People residing in wealthy areas are more likely to get certain types of cancer than those living in poorer zones, according to a report by Australian Institute of Health and Welfare.
The report revealed that richer people were more likely to get breast, prostate and skin cancer, and poorer people were more likely to suffer bowel, cervical and lung cancers, reports the Sydney Morning Herald.
AdvertisementThere was a large difference in lung cancer incidence, with about 35 per 100,000 people being diagnosed in high socio-economic areas compared to about 50 in 100,000 in low socio-economic districts.

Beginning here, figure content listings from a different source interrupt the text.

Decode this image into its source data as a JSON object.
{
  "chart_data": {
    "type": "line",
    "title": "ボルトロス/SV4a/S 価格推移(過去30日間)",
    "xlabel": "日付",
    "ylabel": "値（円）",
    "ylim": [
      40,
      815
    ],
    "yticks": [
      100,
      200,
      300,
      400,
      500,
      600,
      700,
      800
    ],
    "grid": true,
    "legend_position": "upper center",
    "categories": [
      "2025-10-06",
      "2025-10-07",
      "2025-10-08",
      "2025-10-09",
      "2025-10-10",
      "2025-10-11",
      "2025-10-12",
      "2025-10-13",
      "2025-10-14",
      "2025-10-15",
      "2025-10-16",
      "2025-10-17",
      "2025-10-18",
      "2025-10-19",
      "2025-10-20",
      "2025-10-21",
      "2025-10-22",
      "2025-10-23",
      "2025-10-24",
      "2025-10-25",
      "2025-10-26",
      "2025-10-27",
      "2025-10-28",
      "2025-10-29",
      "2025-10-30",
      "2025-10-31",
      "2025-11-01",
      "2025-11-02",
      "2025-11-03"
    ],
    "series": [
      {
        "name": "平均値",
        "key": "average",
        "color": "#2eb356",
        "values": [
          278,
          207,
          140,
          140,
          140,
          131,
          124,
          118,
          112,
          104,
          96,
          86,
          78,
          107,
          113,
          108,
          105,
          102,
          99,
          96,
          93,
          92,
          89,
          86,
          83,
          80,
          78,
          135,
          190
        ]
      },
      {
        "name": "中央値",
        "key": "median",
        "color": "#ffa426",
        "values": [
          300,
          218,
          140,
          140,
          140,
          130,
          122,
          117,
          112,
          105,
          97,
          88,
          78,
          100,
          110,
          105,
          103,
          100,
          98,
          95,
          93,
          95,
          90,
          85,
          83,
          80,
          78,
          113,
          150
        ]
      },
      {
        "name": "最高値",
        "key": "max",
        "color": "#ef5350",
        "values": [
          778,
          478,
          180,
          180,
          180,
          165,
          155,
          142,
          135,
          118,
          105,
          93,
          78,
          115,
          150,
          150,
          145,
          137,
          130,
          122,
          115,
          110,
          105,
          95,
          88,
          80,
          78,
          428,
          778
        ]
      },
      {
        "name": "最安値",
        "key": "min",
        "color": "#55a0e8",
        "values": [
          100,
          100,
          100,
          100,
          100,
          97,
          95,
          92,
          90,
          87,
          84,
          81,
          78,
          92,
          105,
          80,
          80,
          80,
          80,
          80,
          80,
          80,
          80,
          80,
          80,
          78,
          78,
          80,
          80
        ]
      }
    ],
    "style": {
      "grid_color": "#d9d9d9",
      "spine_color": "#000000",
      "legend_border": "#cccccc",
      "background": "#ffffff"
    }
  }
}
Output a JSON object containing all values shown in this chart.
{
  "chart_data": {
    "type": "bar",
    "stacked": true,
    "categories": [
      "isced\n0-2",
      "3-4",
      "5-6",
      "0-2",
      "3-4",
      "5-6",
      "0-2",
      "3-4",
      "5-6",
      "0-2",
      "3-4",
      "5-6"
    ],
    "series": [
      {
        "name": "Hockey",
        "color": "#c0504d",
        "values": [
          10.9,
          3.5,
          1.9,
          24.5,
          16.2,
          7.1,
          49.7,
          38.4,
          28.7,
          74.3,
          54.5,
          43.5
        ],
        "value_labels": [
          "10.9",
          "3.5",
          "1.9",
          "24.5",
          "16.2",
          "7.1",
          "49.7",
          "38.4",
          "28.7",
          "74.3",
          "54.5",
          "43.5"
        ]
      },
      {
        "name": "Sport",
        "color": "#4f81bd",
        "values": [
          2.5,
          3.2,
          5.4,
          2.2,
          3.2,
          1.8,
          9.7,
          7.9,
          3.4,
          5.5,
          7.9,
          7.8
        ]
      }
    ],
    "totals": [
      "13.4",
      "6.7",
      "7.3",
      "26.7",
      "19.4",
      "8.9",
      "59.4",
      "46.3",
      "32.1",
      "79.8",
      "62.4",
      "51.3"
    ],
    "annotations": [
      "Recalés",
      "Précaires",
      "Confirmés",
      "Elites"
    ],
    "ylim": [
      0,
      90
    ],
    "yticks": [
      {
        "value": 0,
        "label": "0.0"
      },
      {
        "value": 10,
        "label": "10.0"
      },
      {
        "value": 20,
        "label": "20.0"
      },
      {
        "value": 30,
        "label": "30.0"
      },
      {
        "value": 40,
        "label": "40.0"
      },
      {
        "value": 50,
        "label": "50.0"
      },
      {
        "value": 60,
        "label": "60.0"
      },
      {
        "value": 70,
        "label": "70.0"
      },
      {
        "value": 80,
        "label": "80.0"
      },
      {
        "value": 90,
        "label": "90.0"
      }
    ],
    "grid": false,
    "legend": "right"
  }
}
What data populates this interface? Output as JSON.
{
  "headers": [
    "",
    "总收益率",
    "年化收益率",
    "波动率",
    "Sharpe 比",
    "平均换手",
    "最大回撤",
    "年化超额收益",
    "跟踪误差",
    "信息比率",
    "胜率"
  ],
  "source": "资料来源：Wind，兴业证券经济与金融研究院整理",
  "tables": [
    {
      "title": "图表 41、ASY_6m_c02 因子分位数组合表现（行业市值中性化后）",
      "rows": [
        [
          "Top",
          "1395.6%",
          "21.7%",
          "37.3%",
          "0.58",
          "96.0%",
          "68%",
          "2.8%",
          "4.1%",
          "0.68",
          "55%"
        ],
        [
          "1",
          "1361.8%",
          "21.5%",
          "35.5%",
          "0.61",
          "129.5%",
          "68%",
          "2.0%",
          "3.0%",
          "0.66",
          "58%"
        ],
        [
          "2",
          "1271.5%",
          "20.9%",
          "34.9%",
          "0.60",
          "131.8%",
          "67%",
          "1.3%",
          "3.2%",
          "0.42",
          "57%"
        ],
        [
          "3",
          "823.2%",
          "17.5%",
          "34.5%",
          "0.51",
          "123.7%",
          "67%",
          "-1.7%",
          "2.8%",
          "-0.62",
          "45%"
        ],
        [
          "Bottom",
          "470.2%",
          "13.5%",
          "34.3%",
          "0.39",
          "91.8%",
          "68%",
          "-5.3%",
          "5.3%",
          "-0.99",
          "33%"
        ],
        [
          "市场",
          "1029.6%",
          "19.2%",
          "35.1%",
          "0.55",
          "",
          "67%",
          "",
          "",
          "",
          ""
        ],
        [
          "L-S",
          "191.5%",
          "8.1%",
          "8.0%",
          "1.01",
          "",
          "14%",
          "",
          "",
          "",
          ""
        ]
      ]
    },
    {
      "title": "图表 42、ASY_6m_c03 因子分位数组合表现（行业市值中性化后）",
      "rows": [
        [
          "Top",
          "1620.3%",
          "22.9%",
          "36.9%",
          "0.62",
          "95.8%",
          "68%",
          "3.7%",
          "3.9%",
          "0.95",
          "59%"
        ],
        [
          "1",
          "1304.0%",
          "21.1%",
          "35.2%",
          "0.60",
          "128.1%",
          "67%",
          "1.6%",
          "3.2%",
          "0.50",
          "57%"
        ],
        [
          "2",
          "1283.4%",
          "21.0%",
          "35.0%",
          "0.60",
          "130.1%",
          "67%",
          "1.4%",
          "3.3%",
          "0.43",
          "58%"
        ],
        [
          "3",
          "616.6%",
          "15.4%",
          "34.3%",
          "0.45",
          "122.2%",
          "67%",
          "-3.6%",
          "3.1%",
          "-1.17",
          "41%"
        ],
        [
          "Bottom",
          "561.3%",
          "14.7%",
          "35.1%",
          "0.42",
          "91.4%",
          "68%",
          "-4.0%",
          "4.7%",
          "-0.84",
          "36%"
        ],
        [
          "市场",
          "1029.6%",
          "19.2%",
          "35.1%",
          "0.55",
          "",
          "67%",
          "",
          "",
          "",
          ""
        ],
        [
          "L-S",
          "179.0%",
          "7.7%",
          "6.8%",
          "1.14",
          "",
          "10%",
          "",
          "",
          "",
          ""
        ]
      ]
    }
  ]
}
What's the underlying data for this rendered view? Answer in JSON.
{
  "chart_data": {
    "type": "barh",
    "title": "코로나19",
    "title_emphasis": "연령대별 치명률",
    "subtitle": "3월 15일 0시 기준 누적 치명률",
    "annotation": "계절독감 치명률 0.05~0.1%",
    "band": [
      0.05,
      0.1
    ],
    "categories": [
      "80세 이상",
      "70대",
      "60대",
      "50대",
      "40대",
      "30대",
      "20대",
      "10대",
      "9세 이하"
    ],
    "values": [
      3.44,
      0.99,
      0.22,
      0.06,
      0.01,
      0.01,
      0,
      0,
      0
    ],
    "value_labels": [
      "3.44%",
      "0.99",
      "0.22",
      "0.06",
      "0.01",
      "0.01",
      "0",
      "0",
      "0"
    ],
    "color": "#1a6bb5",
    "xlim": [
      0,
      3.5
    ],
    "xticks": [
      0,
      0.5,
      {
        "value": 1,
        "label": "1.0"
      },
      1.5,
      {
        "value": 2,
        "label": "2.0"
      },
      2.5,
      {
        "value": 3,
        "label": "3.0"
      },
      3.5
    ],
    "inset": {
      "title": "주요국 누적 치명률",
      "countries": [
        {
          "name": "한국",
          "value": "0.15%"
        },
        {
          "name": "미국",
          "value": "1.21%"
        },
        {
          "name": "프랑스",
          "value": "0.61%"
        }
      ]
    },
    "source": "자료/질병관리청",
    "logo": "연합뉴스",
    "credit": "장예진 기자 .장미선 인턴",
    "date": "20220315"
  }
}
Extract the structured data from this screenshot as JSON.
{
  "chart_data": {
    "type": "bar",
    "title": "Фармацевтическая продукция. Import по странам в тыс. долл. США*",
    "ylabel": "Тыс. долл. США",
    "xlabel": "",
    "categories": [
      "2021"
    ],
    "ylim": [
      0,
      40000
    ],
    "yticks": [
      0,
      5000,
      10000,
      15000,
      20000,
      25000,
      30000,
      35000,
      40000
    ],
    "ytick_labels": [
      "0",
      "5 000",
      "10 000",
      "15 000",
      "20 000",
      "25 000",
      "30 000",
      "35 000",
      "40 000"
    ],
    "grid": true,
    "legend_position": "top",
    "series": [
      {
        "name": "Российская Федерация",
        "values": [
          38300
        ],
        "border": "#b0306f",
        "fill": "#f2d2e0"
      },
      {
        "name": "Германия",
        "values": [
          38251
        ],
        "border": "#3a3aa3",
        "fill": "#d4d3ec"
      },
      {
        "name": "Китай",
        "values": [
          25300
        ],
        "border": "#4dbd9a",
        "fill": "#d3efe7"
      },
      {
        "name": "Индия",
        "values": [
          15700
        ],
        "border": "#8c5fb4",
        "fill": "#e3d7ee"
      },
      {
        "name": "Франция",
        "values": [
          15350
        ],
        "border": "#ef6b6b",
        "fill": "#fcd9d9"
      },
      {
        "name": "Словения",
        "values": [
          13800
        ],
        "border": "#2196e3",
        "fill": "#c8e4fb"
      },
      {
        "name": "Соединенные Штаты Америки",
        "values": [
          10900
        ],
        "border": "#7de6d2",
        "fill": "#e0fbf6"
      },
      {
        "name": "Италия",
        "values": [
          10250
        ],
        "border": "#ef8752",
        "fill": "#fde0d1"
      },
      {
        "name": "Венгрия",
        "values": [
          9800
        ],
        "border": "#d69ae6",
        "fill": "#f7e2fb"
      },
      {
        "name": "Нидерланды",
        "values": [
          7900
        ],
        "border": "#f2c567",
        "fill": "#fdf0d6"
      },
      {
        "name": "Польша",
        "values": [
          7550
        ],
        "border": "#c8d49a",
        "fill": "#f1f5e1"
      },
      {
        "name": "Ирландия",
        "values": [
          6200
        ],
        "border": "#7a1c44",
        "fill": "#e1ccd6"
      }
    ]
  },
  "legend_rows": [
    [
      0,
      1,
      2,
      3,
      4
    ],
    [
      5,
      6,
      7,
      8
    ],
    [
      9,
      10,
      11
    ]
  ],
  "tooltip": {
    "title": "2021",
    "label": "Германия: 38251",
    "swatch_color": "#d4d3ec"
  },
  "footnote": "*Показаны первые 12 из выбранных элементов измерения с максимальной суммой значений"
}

For breast cancer, the rate was 106 per 100,000 people in low socio-economic areas compared to about 122 per 100,000 in high socio-economic areas.
For skin cancer, the rate was 42 per 100,000 people in low socio-economic areas and 52 per 100,000 in high socio-economic areas.
With prostate cancer, it was 160 per 100,000 in low socio-economic areas compared to 185 per 100,000 in high socio-economic areas, and for cervical cancer, it was 8 per 100,000 in low socio-economic areas and 6 per 100,000 in high socio-economic areas.
Paul Grogan, the director of advocacy at the Cancer Council Australia, said higher cancer rates in poor areas were not surprising, given higher rates of smoking among disadvantaged groups and lower rates of screening for cancers.
For the wealthier areas, Grogan said breast cancer had long been called a "wealthy woman's disease" because it tended to strike those who lived longer and were therefore more privileged.
Those who either delayed pregnancy or did not have children were also at slightly greater risk and tended to fall into the wealthier groups in society, he said.
Grogan said the higher rate of prostate cancer was partly explained by the longer life span for wealthier people, and he said the skin cancer rate was probably a result of the intense exposure to UV rays that people experience if they generally work indoors, but enjoy leisurely activities in short bursts.
Such exposure is known to increase one's risk of melanoma, he said.